History

United States
- Launched: 1854
- Commissioned: 8 May 1862
- Decommissioned: 1865
- Captured: by Union Navy forces; 25 April 1862;
- Fate: Sold, 30 March 1865; Sank, 25 October 1865;

General characteristics
- Displacement: 1,275 tons
- Length: 210 ft (64 m)
- Beam: 33 ft (10 m)
- Draft: 16 ft 6 in (5.03 m)
- Propulsion: steam engine; side wheel-propelled;
- Armament: two 32-pounder guns; one 30-pounder Parrott rifle; one 12-pounder gun;

= USS Mobile (1862) =

Gunboat of the United States Navy

USS Mobile was a steamer captured by the Union Navy during the American Civil War. She was used by the Union Navy as part of blockade forces to prevent Confederate forces from trading with other countries.

==Service history==
Mobile, a side wheel steamer built as Tennessee at Baltimore, Maryland, in 1854 for Charles Morgan's Texas Line, was seized by Maj. Gen. M. Lovell, CSA, at New Orleans, Louisiana, 15 January 1862, and put into service as a Confederate government operated blockade runner; captured by U.S. forces at New Orleans 25 April 1862; and commissioned as Tennessee 8 May 1862, Acting Master John D. Childs in command. Assigned to the West Gulf Blockading Squadron, she took part in the capture of Port Hudson, Louisiana, 9 July 1863, and of Fort Morgan, and Fort Gaines in August 1864. Able to vie in speed with the faster blockade runners, she captured or assisted in the capture of seven Confederate vessels: Alabama, Friendship, and Jane in 1863, and Allison, Annie Verden, Louisia, and Emily in 1864. Her speed also brought numerous assignments as a dispatch boat for the squadron, taking her from Pensacola, Florida, to gulf coast points as far away as the mouth of the Rio Grande.

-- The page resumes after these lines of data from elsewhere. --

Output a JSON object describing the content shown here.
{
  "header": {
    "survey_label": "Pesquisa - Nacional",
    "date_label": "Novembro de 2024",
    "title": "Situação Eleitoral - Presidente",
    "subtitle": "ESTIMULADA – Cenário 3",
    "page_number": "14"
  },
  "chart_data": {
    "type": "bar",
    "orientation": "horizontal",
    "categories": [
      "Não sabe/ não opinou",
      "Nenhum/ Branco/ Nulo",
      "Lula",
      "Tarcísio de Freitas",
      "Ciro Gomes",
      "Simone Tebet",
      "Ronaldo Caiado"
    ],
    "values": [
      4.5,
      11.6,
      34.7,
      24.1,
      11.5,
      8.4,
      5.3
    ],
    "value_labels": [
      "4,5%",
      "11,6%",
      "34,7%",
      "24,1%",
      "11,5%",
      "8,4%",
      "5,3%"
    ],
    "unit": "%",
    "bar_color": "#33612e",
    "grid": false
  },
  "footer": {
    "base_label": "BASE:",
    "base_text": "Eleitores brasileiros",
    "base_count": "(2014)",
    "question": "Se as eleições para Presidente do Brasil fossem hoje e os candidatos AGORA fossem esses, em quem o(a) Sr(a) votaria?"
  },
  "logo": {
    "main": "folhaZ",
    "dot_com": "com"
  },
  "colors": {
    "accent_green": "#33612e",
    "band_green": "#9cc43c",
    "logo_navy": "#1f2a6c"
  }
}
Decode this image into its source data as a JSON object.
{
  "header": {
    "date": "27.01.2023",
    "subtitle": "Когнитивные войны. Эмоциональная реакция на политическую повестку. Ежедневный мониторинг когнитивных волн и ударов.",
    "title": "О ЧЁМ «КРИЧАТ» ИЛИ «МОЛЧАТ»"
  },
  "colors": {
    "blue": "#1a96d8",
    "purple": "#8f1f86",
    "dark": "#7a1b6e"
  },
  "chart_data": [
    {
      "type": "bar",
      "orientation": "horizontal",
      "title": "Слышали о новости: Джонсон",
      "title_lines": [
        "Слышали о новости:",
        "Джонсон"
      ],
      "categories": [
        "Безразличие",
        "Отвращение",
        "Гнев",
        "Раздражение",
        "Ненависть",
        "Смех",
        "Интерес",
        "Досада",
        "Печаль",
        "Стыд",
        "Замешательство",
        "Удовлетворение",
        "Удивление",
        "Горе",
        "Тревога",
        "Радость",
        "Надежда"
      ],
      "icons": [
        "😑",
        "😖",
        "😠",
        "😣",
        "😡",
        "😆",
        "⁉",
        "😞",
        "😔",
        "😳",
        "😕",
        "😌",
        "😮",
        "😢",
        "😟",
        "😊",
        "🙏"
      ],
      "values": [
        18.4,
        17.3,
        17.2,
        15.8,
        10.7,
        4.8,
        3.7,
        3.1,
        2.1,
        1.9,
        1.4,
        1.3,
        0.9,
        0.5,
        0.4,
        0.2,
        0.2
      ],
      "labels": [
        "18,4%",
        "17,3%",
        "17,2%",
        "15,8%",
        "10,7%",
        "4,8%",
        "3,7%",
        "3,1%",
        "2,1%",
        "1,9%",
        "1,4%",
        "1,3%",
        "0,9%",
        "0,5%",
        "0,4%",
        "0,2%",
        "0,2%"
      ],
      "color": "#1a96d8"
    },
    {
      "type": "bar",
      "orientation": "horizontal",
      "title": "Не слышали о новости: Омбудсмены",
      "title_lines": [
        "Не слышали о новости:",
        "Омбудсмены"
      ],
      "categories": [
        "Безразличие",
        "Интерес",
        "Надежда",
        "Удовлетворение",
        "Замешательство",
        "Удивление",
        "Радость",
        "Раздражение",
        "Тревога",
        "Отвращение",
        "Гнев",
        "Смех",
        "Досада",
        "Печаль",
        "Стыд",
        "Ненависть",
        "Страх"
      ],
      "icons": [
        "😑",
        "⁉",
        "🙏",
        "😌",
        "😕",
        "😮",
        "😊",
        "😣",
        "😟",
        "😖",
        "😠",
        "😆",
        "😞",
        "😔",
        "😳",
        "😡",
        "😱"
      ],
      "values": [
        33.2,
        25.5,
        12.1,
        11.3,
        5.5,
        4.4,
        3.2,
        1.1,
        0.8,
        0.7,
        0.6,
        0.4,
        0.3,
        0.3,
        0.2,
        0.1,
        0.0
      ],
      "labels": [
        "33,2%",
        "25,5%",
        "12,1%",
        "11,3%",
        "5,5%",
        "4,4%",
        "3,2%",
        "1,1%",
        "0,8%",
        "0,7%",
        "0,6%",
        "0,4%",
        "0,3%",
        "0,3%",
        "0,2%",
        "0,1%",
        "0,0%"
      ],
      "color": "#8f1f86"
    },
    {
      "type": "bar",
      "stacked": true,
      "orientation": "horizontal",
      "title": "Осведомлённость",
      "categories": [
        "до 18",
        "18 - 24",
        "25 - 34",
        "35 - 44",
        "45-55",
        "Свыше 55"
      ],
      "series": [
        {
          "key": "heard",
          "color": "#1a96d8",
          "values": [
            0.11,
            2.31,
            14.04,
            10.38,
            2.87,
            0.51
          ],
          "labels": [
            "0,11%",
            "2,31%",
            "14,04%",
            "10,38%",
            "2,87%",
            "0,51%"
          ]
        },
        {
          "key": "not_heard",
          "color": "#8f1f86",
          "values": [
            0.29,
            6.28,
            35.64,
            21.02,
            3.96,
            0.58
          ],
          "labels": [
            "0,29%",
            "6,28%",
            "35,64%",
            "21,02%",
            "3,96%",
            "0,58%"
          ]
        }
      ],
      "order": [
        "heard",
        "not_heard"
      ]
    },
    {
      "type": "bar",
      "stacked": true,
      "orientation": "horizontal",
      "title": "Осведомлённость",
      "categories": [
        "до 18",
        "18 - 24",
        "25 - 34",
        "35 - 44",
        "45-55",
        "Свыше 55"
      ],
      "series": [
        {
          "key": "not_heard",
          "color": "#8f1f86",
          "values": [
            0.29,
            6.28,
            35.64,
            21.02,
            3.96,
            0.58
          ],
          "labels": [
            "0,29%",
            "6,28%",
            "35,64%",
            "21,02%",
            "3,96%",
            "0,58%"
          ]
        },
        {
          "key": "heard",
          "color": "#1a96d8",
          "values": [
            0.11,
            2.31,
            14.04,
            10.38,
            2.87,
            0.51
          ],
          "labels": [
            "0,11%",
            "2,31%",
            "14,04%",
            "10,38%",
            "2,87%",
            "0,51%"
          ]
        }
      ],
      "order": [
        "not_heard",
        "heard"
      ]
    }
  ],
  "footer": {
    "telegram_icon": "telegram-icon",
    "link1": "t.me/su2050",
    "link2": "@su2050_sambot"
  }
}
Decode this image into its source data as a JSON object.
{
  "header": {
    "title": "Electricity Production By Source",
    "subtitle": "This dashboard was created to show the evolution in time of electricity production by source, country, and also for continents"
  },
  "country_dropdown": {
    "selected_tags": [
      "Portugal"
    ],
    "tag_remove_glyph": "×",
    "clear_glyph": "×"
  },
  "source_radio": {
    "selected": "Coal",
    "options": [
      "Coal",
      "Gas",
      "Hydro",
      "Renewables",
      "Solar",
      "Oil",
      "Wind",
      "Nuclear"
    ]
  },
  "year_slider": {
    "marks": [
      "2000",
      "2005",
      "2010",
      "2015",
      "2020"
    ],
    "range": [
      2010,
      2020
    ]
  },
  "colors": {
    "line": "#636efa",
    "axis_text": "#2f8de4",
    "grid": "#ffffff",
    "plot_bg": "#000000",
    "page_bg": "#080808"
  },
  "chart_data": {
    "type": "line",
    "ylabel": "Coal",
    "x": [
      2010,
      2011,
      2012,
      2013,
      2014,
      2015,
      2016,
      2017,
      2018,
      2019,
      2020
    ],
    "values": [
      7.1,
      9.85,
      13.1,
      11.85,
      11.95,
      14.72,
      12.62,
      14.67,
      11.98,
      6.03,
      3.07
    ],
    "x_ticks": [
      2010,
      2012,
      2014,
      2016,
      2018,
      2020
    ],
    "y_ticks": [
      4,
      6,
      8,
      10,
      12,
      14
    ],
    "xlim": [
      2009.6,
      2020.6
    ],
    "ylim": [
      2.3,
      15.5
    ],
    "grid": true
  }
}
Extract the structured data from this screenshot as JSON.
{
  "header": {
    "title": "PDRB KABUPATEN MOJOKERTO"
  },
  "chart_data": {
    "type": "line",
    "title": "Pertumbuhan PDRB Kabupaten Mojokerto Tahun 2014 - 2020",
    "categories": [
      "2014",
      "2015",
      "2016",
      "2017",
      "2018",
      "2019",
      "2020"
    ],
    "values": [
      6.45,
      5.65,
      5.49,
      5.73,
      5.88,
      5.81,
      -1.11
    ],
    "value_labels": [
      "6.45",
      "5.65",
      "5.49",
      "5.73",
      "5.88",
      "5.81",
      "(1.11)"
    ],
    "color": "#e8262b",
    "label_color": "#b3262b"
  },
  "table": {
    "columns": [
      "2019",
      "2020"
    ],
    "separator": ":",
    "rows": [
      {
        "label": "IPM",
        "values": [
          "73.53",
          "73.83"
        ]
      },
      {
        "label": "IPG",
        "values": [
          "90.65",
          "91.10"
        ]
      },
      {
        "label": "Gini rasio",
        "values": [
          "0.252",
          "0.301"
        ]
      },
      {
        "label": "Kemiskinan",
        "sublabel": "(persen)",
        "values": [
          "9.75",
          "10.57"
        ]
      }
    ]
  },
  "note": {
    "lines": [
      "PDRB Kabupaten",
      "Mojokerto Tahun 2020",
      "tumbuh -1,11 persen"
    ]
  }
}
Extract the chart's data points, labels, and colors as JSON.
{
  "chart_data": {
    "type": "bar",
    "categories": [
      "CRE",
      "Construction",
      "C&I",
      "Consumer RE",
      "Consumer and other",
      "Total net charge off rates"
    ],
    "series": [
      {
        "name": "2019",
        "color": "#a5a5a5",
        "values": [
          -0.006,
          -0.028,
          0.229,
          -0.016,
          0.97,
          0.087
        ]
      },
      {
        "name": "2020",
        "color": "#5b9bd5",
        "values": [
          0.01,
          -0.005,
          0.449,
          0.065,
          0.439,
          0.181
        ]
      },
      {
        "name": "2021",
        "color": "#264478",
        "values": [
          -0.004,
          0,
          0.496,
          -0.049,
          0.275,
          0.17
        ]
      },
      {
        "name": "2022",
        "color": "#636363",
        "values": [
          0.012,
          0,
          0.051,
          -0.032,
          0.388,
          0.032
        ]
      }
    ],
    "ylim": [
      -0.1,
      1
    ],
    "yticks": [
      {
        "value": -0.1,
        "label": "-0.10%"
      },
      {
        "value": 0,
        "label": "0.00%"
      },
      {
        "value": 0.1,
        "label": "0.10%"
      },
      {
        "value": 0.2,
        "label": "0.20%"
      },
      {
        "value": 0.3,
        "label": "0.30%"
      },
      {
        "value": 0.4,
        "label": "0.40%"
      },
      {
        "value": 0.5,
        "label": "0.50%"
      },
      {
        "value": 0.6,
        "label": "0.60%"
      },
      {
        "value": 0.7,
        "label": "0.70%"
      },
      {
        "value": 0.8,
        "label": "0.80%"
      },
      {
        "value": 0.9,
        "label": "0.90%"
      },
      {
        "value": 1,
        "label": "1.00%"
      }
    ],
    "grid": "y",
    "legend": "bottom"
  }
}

On 1 September 1864, following the capture of ironclad CSS Tennessee and her commissioning as a ship of the U.S. Navy, the side wheeler steamer was renamed Mobile. Heavily damaged soon after in a gale off the Rio Grande, Mobile was sent to New York City for repairs. She was sold to Russell Sturgis 30 March 1865. Redocumented as Republic 12 May 1865, she foundered at sea off Savannah, Georgia, 25 October 1865.